The Biochemical journal

Characterization of a potent human interleukin-11 agonist.

PMID 12919066


Human interleukin-11 (hIL-11) is a multi-potential cytokine that is involved in numerous biological activities, such as haematopoiesis, osteoclastogenesis, neurogenesis and female fertility, and also displays anti-inflammatory properties. IL-11 is used clinically to treat chemotherapy-induced thrombocytopenia. Because of its broad spectrum of action, improved IL-11 agonists, as well as IL-11 antagonists, could be of interest for numerous clinical applications. IL-11 signalling is dependent on the formation of a tripartite ligand-receptor complex consisting of IL-11, the IL-11R (IL-11 receptor) alpha subunit (responsible for the specificity of the interaction) and gp130 (glycoprotein 130) receptor beta subunit (responsible for signal transduction). The interaction between IL-11 and IL-11Ralpha subunit occurs at its recently assigned site I. We have designed an IL-11 mutein whose hydrophobicity at site I has been increased. The mutein has been characterized in terms of structure, affinity, specificity and bioactivity.

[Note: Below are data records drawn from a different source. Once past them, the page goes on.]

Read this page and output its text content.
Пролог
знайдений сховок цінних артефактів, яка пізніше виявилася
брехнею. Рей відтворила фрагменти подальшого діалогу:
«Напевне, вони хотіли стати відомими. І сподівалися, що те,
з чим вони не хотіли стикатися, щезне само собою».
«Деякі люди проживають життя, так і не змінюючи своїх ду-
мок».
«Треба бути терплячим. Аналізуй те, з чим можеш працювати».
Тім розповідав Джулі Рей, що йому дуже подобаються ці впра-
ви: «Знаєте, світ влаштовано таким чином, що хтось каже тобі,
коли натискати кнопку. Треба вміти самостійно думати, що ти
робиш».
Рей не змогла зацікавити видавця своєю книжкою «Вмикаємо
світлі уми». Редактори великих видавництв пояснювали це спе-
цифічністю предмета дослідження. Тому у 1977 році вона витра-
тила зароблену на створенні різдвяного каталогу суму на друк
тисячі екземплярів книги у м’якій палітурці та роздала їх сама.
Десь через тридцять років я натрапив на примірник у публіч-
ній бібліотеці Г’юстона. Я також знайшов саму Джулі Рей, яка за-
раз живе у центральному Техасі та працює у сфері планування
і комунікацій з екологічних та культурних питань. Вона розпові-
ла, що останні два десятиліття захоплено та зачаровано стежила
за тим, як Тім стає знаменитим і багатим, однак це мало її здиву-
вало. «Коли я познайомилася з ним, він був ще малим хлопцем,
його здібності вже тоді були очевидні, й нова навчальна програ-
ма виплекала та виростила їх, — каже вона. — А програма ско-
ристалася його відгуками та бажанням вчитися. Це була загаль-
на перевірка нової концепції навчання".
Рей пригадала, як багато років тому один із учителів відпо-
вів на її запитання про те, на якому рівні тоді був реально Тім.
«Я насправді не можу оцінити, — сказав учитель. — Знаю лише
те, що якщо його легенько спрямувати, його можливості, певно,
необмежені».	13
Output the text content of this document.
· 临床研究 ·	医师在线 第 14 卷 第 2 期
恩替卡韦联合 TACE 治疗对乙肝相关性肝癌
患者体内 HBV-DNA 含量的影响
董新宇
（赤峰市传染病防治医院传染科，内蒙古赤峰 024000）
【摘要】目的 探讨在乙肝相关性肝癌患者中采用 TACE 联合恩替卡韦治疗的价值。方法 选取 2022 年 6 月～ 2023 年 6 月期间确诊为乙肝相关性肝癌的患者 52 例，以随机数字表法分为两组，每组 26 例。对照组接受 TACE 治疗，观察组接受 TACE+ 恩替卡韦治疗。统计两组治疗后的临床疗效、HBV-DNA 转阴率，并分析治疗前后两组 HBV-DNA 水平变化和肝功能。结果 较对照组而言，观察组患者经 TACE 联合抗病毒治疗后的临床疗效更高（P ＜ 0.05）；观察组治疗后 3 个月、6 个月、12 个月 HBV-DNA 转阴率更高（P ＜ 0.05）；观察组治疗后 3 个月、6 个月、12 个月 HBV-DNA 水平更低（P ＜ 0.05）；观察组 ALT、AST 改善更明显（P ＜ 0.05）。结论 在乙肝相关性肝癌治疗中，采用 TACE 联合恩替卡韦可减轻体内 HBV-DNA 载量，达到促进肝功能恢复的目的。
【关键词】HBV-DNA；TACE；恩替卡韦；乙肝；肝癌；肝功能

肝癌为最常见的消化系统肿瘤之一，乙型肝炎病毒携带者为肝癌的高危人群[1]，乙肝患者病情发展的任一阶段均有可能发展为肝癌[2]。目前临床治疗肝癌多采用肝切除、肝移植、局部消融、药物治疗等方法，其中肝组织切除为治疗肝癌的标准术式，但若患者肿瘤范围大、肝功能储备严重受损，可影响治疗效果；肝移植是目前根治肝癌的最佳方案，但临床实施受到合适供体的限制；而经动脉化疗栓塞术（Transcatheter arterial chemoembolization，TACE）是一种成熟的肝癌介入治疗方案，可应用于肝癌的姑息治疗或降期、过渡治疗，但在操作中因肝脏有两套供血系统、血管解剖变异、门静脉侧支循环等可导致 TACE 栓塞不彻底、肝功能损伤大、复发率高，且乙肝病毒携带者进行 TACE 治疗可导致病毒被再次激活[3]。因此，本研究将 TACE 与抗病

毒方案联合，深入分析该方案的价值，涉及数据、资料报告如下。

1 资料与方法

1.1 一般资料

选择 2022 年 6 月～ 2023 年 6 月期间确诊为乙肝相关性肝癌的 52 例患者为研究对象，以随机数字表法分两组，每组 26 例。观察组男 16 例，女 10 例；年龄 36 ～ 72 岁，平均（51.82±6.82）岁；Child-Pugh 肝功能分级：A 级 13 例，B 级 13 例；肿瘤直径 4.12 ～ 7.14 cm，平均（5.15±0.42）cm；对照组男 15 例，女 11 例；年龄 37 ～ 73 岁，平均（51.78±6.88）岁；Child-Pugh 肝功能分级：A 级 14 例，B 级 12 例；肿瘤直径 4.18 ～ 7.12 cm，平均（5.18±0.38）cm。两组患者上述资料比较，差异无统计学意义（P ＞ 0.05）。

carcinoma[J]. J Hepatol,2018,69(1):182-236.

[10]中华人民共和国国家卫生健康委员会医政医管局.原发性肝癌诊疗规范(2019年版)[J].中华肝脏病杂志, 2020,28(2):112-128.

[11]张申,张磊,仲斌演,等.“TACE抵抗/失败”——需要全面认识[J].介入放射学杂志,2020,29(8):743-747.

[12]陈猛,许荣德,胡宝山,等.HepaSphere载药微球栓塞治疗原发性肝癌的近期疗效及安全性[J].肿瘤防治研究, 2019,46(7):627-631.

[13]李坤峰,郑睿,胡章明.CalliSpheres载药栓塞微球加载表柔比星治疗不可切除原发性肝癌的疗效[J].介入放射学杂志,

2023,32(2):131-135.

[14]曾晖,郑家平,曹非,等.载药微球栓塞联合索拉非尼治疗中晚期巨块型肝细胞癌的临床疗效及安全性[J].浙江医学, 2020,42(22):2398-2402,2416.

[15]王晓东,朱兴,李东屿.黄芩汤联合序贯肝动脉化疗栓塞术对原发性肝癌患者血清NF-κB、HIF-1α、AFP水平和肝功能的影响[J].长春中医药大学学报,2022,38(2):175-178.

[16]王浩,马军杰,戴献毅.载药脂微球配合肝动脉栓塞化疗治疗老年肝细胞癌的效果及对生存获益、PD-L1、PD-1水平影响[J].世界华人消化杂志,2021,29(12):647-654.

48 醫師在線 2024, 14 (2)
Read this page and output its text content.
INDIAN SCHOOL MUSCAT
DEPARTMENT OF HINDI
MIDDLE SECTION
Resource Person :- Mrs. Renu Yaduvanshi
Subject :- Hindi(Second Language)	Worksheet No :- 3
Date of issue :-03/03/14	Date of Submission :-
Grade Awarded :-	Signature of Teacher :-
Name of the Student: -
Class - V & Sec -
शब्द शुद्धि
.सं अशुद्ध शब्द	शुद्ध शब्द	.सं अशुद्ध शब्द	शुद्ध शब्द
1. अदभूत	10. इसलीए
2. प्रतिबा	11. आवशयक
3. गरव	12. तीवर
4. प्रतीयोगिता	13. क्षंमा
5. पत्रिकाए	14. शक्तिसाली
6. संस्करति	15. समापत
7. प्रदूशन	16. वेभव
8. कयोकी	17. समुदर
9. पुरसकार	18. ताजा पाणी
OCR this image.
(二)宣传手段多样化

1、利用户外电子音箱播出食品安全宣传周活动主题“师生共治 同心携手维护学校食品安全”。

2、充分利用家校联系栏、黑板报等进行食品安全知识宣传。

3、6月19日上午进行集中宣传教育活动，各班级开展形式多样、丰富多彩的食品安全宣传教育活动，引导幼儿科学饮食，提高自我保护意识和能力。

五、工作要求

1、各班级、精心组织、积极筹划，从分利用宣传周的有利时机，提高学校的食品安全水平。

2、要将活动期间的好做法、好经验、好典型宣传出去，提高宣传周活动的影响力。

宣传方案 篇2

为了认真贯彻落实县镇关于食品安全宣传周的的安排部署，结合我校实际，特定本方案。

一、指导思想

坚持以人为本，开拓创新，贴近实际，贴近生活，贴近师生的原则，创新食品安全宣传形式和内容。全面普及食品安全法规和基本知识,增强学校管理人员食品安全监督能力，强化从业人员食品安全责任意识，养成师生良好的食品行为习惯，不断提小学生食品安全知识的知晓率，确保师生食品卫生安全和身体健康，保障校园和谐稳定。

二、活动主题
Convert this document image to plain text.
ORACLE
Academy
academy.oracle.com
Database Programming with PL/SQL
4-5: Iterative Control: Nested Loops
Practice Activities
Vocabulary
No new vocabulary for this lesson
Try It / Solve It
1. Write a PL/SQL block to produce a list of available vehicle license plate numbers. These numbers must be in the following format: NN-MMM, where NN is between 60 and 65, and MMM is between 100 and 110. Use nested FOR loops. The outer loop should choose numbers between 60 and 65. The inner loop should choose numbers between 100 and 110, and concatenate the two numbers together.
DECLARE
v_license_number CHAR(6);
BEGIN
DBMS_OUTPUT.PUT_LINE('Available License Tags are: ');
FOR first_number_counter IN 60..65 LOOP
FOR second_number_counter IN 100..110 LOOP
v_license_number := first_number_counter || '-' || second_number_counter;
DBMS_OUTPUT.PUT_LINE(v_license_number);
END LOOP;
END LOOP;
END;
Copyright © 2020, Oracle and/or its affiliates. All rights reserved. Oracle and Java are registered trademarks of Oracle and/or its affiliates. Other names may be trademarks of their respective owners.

Electrophoretic analysis, gel filtration, IR spectroscopy and CD indicate that this new protein is more compact than wild-type IL-11. It binds to IL-11Ralpha with a three-fold-enhanced affinity, and retains the ability to recruit gp130 through site II. However, analysis of its biological activity revealed a complex pattern: although this mutein is 60-400-fold more active than wild-type IL-11 on the proliferation of 7TD1 murine hybridoma cell, it is less active than IL-11 on the proliferation of B9 cells, another murine hybridoma cell line. The results are interpreted on the basis of an IL-11 conformational change induced by the mutations, and the preferential use by the mutein of another unknown transducing receptor chain.